Под ложечкой сосет предчувствие неизбежной катастрофы… и превращает просмотр развлекательного кино в незабываемый, почти сакральный момент… в счастье.
Послал из берлинского парка привет самому себе, в Москву начала семидесятых.
Как же он был мне тогда нужен! Привет из другого мира. Из другой эпохи. Капелька надежды. Вытер слезу.
Режиссер удовлетворенно крякнул и крикнул: «Снято!»
…
После ланча продолжили.
Декорация — лес, аллея. Нарисованный небосвод.
В конце аллеи под искусственной сосной стояла женщина в высоких кожаных сапогах. Кто-то из массовки?
Режиссер заорал: «Недоумение изобрази! Недоумение. И ностальгию. Но не переигрывай!»
Подошел к ней, робко взглянул ей в лицо. Нежно пахнуло флоксами, кожей и хорошим табаком.

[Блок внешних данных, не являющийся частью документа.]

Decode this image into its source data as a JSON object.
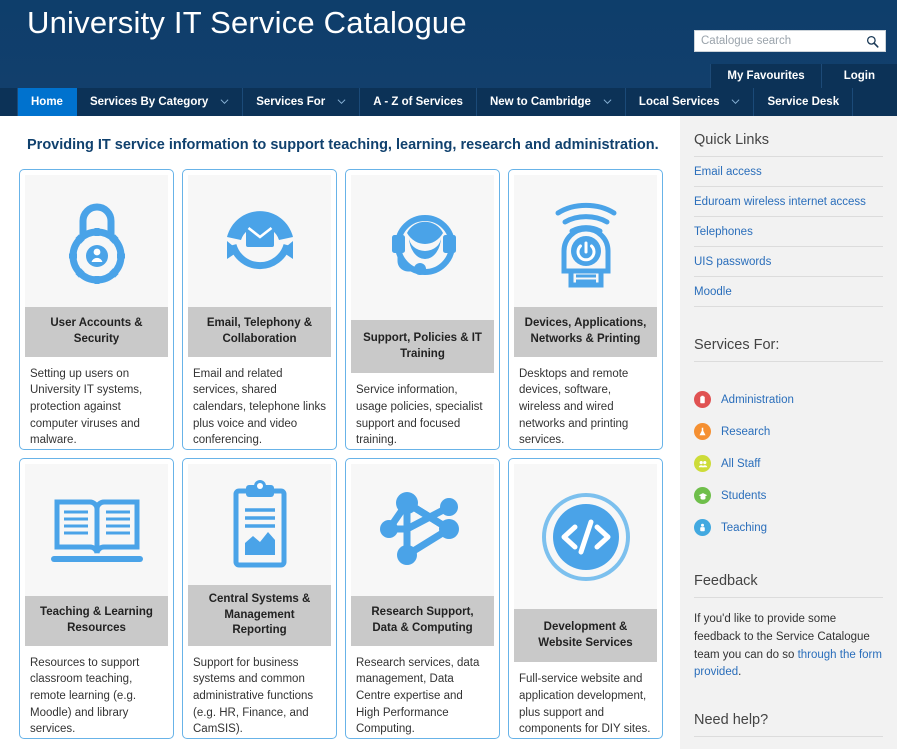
{
  "header": {
    "site_title": "University IT Service Catalogue",
    "search": {
      "placeholder": "Catalogue search",
      "value": "",
      "button_icon": "search-icon"
    },
    "account": {
      "favourites_label": "My Favourites",
      "login_label": "Login"
    },
    "colors": {
      "header_bg": "#10416e",
      "nav_bg": "#0c3257",
      "active_tab": "#0072ce"
    }
  },
  "nav": {
    "items": [
      {
        "label": "Home",
        "active": true,
        "caret": false
      },
      {
        "label": "Services By Category",
        "active": false,
        "caret": true
      },
      {
        "label": "Services For",
        "active": false,
        "caret": true
      },
      {
        "label": "A - Z of Services",
        "active": false,
        "caret": false
      },
      {
        "label": "New to Cambridge",
        "active": false,
        "caret": true
      },
      {
        "label": "Local Services",
        "active": false,
        "caret": true
      },
      {
        "label": "Service Desk",
        "active": false,
        "caret": false
      }
    ]
  },
  "main": {
    "intro": "Providing IT service information to support teaching, learning, research and administration.",
    "cards": [
      {
        "icon": "padlock-user-icon",
        "title": "User Accounts & Security",
        "desc": "Setting up users on University IT systems,  protection against computer viruses and malware."
      },
      {
        "icon": "email-collaboration-icon",
        "title": "Email, Telephony & Collaboration",
        "desc": "Email and related services, shared calendars, telephone links plus voice and video conferencing."
      },
      {
        "icon": "headset-support-icon",
        "title": "Support, Policies & IT Training",
        "desc": "Service information, usage policies, specialist support and focused training."
      },
      {
        "icon": "device-power-wireless-icon",
        "title": "Devices, Applications, Networks & Printing",
        "desc": "Desktops and remote devices, software, wireless and wired networks and printing services."
      },
      {
        "icon": "open-book-icon",
        "title": "Teaching & Learning Resources",
        "desc": "Resources to support classroom teaching, remote learning (e.g. Moodle) and library services."
      },
      {
        "icon": "clipboard-chart-icon",
        "title": "Central Systems & Management Reporting",
        "desc": "Support for business systems and common administrative functions (e.g. HR, Finance, and CamSIS)."
      },
      {
        "icon": "network-nodes-icon",
        "title": "Research Support, Data & Computing",
        "desc": "Research services, data management, Data Centre expertise and High Performance Computing."
      },
      {
        "icon": "code-brackets-icon",
        "title": "Development & Website Services",
        "desc": "Full-service website and application development, plus support and components for DIY sites."
      }
    ]
  },
  "sidebar": {
    "quick_links": {
      "heading": "Quick Links",
      "items": [
        {
          "label": "Email access"
        },
        {
          "label": "Eduroam wireless internet access"
        },
        {
          "label": "Telephones"
        },
        {
          "label": "UIS passwords"
        },
        {
          "label": "Moodle"
        }
      ]
    },
    "services_for": {
      "heading": "Services For:",
      "items": [
        {
          "label": "Administration",
          "color": "#e05252",
          "icon": "clipboard-icon"
        },
        {
          "label": "Research",
          "color": "#f59032",
          "icon": "flask-icon"
        },
        {
          "label": "All Staff",
          "color": "#cddc39",
          "icon": "people-icon"
        },
        {
          "label": "Students",
          "color": "#6fbf4b",
          "icon": "mortarboard-icon"
        },
        {
          "label": "Teaching",
          "color": "#42a9e0",
          "icon": "presenter-icon"
        }
      ]
    },
    "feedback": {
      "heading": "Feedback",
      "text_before": "If you'd like to provide some feedback to the Service Catalogue team you can do so ",
      "link_text": "through the form provided",
      "text_after": "."
    },
    "need_help": {
      "heading": "Need help?"
    }
  }
}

Легкое бежевое пальто… алая беретка… курит сигарету. Длинные ее перчатки испачканы фиолетовым пеплом. Загорелое скуластое лицо выражает презрение к окружающему миру, а прекрасные серые глаза смотрят на заснеженную землю.
Потом она взглянула на меня, и я услышал:
— Ты звал меня, я вернулась…
От волнения и предчувствия счастья я опять превратился в малахитовую колонну.
Вся съемочная группа зааплодировала. Рабочие подтащили вентилятор и коробку с тертым пенопластом.
Порыв ветра запорошил нас снежным жемчугом…
Красавица исчезла, как будто ее и не было, а я так и остался в камне…
Я не мог двигаться, дышать, есть, говорить. Зато мог думать.
И думал, думал…
Вспоминал. Вся моя до- и после-эмигрантская жизнь представилась мне бесконечной чередой неприятных, мучительных дней и ночей. Под черным Солнцем и синей Луной (так нарисовал наш художник-декадент). Родным и близким существом была для меня теперь только она, пахнущая флоксами женщина в беретке, похожая на молодую Стефан Одран.